Saturday, September 7, 2013
Grandpa Chuck was a mountain of a man, at least, in my 11-year-old eyes he was. He had a pot belly which, rather than making him look fat, only emphasized his status as an imposing yet gentle authority figure. He was my grandmother's second husband and the primary grandfather figure in my life.
Grandpa Chuck was brave. He had nicked his hand with a knife in the kitchen, once, and there was quite a bit of blood. I was awed and impressed as I watched him pour salt from a round, blue canister into his other hand before pressing it directly into the open wound.
I regret to say that I don't know or remember where Grandpa Chuck was from, originally. But I think he was from the Midwest, maybe. He seemed Midwestern because he was typical of traditional grandfathers from an older generation. He sprinkled salt on his watermelon, which I thought was weird. He took my brother and me fishing, showing us how to impale an earthworm on a hook.

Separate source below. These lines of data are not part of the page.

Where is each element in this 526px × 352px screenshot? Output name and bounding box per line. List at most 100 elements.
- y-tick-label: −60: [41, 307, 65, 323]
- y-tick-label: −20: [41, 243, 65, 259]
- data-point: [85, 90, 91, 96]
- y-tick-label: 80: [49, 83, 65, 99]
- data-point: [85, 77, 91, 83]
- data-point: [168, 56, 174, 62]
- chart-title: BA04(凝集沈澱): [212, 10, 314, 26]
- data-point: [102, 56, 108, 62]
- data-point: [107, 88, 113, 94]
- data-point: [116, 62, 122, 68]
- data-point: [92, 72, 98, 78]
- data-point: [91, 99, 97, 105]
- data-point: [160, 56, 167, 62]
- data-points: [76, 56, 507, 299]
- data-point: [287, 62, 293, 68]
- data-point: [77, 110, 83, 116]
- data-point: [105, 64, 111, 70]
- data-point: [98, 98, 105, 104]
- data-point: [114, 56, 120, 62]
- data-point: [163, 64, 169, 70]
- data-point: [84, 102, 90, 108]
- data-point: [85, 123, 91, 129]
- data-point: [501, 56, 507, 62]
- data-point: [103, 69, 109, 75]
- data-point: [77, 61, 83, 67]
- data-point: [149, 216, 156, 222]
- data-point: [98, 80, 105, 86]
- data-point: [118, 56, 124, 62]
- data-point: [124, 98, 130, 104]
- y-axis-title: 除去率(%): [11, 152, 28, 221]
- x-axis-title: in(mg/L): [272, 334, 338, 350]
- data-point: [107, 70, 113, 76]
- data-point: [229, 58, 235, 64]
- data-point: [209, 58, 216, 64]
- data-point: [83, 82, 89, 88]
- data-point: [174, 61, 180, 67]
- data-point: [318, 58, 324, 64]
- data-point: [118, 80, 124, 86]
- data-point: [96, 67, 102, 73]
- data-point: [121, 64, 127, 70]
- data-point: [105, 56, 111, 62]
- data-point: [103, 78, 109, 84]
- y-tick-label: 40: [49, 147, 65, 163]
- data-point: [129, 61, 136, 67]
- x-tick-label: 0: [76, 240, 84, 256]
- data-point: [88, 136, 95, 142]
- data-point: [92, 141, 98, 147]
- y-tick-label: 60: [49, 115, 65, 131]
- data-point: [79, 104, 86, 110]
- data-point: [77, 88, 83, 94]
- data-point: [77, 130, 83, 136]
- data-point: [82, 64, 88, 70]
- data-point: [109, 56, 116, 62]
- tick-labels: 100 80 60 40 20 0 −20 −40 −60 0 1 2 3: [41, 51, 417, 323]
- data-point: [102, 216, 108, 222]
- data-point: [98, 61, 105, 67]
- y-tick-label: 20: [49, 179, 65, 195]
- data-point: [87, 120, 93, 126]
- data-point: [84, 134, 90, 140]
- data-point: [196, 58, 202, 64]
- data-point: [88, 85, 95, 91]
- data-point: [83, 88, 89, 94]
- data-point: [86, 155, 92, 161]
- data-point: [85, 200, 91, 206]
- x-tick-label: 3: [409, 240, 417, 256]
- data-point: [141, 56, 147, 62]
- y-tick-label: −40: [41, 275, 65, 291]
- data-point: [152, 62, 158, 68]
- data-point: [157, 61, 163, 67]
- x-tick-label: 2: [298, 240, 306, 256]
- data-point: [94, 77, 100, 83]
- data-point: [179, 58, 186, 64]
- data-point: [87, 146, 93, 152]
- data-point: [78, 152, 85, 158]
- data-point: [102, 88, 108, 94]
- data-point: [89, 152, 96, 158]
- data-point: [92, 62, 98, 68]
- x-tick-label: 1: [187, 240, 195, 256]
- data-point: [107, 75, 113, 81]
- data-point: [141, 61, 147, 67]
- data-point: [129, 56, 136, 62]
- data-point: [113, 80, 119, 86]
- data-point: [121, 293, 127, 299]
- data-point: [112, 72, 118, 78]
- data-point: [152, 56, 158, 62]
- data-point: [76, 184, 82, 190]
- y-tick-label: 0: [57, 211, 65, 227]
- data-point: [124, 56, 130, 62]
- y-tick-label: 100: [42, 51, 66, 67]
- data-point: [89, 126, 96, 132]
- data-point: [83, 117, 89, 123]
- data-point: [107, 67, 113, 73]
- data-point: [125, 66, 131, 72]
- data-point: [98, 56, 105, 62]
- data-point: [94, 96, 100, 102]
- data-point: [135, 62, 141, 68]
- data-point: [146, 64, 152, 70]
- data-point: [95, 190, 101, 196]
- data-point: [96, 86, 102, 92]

Grandpa Chuck had an amazing tool collection on one side of his garage where he helped me to imprint designs on a leather belt, a craft needed for a Webelos badge. He grew zucchini and other vegetables in the backyard. Near the vegetables were the elevated cages where he raised rabbits. He had only one male rabbit which he gave to me for the asking when our sixth grade wanted to have a class mascot.
He also raised chinchillas for a while, which makes me a little sad to think about now that I know why he was raising them. But as a blissfully unaware 11-year-old I loved going to the middle part of the garage to look at the cute rodents in their stacked cages under the fluorescent lights.
I was surprised to see Grandpa Chuck be vulnerable. I watched this mountain of a man crumble in tears when my grandmother died of a heart attack. This strong, brave, traditional man stood between the dining room table and Grandma's organ and unexpectedly started crying in front of us, the whole family, as a church friend comforted him with hugs.
I haven't seen Grandpa Chuck in over thirty years. After my grandmother died he remarried. Our family get-togethers with him dwindled, being that there were no longer any blood ties. But he remains in my memory as a male role model. Like many "typical men" of his generation, he didn't talk much. But I'll always remember the example he was of a strong man - strong enough to be weak.